Seed crops are selected slowly, season by season by traditional farmers, These landrace populations evolved genetic diversity that produce steady yields in our fluctualing climate. Landrace varieties carry genetic survival mechanisms for adapting to their environment. In contrast, modern cultivars are not screened by natural pressures but are dependent on synthetic fertilzer and irrigation. Modern hybrid varieties, bred for 'fast foods'are dependent on intensive agrochemical and water inputs, and are not well-adapted to Mideast low input / organic farming.

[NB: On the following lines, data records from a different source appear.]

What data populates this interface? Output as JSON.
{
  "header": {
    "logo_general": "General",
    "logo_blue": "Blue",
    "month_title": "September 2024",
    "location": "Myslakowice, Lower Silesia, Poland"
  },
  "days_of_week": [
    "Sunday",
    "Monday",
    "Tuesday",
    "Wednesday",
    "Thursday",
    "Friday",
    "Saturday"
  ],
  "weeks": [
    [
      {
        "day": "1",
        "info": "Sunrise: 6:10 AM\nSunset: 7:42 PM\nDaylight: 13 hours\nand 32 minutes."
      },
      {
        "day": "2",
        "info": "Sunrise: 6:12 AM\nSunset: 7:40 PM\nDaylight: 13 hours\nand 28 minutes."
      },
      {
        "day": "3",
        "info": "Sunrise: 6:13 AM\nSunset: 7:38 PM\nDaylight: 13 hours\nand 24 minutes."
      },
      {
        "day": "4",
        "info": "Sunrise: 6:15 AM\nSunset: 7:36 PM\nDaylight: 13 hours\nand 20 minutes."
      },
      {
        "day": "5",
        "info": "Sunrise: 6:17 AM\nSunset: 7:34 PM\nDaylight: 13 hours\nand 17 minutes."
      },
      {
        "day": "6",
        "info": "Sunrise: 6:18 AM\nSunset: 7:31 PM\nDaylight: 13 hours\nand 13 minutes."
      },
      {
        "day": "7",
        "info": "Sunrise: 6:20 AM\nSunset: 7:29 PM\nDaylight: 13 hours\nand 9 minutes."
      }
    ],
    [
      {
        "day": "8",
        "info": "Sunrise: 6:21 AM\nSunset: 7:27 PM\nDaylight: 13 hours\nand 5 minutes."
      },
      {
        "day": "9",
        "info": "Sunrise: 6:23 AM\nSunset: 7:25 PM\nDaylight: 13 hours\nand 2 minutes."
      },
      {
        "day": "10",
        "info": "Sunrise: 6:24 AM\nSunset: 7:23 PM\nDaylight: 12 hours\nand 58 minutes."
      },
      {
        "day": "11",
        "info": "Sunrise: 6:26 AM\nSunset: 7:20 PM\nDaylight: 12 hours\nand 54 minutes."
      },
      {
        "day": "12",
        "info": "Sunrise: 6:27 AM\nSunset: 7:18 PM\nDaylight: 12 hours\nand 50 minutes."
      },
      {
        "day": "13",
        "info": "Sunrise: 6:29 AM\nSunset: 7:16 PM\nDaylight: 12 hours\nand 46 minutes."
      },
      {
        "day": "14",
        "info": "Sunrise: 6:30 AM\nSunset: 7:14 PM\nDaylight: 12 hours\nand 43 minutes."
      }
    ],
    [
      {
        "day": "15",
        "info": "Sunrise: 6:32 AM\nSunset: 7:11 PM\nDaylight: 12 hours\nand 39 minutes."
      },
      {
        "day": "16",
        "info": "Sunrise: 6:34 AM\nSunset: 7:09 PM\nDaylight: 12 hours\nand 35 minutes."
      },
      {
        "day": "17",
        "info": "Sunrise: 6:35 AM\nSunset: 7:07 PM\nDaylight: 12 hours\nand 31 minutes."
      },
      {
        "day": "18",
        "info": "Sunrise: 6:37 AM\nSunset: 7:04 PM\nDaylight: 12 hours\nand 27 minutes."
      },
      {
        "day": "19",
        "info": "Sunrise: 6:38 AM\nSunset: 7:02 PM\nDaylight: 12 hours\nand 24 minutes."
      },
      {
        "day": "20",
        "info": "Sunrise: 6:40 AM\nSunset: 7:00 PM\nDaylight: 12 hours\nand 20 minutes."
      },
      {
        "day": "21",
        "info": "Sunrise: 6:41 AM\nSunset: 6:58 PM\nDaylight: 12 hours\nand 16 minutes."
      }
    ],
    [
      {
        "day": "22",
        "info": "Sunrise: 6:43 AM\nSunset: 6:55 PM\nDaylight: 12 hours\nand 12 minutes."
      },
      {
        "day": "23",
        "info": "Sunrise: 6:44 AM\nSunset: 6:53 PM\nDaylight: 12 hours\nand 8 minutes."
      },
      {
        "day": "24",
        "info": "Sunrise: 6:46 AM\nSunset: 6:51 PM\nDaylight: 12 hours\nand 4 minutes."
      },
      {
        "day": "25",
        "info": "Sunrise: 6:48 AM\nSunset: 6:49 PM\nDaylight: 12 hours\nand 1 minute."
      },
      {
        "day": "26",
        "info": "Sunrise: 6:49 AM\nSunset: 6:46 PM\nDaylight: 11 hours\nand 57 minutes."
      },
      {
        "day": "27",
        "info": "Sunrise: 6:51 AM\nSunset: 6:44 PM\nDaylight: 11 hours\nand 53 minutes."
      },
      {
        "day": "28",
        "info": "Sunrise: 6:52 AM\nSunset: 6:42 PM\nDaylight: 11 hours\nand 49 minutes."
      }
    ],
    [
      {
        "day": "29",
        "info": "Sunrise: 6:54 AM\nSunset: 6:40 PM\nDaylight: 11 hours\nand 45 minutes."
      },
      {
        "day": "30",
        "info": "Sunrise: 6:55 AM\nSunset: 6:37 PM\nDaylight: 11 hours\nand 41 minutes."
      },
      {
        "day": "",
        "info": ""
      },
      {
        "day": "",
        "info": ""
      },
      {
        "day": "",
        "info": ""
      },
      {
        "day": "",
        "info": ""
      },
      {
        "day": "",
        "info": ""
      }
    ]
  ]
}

Knowledge of crop plant origins is vitally important to preserve landraces, habitats, and for ecological crop improvement. Ancient agriculture arose independently in different regions of the world. From a nomadic life of hunting and gathering wild foods, many people gradually settled to tend crops, keep animals and evolved farming communities. In the 1920s, the legendary Russian plant explorer Nikolai Vavilov identified global centers of crop diversity, that include Mesoamerica, the Mediterranean Basin Fertile Crescent, the Near East, highland Ethiopia and China, where traditional farmers domesticated thousands of diverse heirloom folk varieties, or 'landraces'. For example, native Andean farmers domesticated potatoes, beans, quinoa and amaranth grains, and many tuber and leaf crops. India alone, had at least 30,000 rice landraces earlier this century until the introduction of industrial monocropping systems.

According to Zohary (1983) the wild ancestors of cultivated crops from the land of the Fertile Crescent include: almonds, artichoke, barley, beets and chards, bitter gourd (watermelon), black mustard, celery, chickpea, date palm, emmer ( mother of wheat) pear, fig, flax, lentil, lettuce, melon, olive, pea, radish, and safflower. Many wild edibles are today being re-discovered, including arugula (rockette), purslane (rigella) wild mallow (chubeisha), nettle (serpad), mustards (hardal) and more.

Heirloom food crops, selected by generations of traditional farmers for flavor, disease-resistance and drought-hardiness, are almost lost today. Seed-saving, the responsbility of farmers since the emergence of agriculture, is now dominated by seed industries that sell hybrid seeds dependent on pesticides and high water use, causing the loss of the drought-adapted, nutritious heirloom varieties most need of conservation.